Furthermore, we need a communication strategy that will effectively communicate our idea to everyone in the organization. To make our ideas stick (memorable with lasting impact on people) there are two basic steps. First, find the core of the idea. Second, communicate the core message based on the six principles, i.e., the message should be simple, crafted in an unexpected manner, concrete without abstraction, credible, emotional and communicated as a story. The test of a successful communication strategy is that it will make our ideas stick with the front line associates of the organization.
The strategies/tactics listed in this paper are also subject to change, thus managers and leaders should continue to improve and adapt to new strategies to efficiently manage change.

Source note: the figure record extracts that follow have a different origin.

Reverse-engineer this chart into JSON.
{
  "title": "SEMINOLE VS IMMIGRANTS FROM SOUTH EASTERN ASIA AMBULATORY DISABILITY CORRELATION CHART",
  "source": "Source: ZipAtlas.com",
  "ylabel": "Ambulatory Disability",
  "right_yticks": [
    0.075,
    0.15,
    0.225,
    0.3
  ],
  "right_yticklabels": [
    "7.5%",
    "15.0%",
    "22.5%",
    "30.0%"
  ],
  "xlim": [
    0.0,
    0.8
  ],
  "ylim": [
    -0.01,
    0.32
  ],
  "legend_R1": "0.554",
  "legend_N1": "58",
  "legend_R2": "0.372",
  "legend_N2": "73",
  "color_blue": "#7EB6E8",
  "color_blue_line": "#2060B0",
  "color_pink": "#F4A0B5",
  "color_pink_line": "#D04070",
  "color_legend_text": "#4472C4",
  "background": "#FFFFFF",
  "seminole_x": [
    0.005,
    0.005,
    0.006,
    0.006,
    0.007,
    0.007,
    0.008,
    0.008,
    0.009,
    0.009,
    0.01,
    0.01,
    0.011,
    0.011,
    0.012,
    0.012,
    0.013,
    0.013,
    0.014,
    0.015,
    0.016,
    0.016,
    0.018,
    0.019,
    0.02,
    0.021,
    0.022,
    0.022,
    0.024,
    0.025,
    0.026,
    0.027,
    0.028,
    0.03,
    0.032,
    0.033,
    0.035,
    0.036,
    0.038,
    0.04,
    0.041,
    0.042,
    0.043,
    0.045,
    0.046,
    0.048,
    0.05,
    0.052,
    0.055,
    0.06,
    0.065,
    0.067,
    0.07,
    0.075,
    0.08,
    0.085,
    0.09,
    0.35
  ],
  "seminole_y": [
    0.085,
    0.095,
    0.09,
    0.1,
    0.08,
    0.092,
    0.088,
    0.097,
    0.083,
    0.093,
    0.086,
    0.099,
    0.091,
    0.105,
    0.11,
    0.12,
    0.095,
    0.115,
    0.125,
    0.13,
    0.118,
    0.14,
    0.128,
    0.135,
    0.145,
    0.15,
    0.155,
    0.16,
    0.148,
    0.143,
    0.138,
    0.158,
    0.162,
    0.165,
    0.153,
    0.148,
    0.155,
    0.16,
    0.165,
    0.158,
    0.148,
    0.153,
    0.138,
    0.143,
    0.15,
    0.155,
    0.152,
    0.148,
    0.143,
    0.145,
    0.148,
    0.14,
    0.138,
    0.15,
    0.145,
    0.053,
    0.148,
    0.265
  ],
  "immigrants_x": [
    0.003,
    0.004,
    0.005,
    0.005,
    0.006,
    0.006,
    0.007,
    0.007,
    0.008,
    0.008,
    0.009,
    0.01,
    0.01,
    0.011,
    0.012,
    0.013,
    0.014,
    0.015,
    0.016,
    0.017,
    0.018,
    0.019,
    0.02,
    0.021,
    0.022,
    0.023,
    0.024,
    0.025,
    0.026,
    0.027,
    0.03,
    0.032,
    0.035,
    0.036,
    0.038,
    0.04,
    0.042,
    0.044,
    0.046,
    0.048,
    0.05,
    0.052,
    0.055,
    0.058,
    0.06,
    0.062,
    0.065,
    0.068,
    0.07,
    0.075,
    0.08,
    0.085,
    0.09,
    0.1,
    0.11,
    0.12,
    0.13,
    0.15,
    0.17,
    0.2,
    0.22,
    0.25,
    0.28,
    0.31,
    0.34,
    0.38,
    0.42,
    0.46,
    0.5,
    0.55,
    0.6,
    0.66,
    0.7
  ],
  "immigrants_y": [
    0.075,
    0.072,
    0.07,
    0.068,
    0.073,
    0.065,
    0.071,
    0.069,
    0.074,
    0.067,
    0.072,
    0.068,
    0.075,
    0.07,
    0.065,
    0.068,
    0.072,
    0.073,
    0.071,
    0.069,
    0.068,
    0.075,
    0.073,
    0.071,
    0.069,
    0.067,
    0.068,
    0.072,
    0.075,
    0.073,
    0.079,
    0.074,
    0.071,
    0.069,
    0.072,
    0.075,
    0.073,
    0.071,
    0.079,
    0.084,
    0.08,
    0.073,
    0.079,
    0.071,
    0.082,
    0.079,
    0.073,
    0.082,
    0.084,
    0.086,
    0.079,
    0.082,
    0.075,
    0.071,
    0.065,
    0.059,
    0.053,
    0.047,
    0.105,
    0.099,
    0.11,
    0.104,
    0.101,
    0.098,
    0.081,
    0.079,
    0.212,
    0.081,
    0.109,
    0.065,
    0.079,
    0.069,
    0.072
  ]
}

But one thing is for sure that stories stick around and using stories for effective communication would probably won’t change.



[1] W.Chan Kim & Rene’e Mauborgne, Blue Ocean Strategy (Boston: Harvard Business School Press, 2005), 148.
[2] W.Chan Kim & Rene’e Mauborgne, Blue Ocean Strategy (Boston: Harvard Business School Press, 2005), 150.
[3] W.Chan Kim & Rene’e Mauborgne, Blue Ocean Strategy (Boston: Harvard Business School Press, 2005), 151.
[4] W.Chan Kim & Rene’e Mauborgne, Blue Ocean Strategy (Boston: Harvard Business School Press, 2005), 156.
[5] W.Chan Kim & Rene’e Mauborgne, Blue Ocean Strategy (Boston: Harvard Business School Press, 2005), 156.
[6] W.Chan Kim & Rene’e Mauborgne, Blue Ocean Strategy (Boston: Harvard Business School Press, 2005), 156.
[7] W.Chan Kim & Rene’e Mauborgne, Blue Ocean Strategy (Boston: Harvard Business School Press, 2005), 164.
[8] Teresa M. Amabile, How to Kill Creativity (Harvard Business Review, 1998).
[9] W.Chan Kim & Rene’e Mauborgne, Blue Ocean Strategy (Boston: Harvard Business School Press, 2005), 166.
[10] Chip Heath & Dan Heath, Made to Stick (New York: Random House, 2008), 9.
[11] Chip Heath & Dan Heath, Made to Stick (New York: Random House, 2008), 29.
[12] Chip Heath & Dan Heath, Made to Stick (New York: Random House, 2008), 17.
[13] Chip Heath & Dan Heath, Made to Stick (New York: Random House, 2008), 167.
[14] Paul F. Buller Randall S. Schuler, Managing Organizations and People (Mason: Thomson Learning, 2003), 250.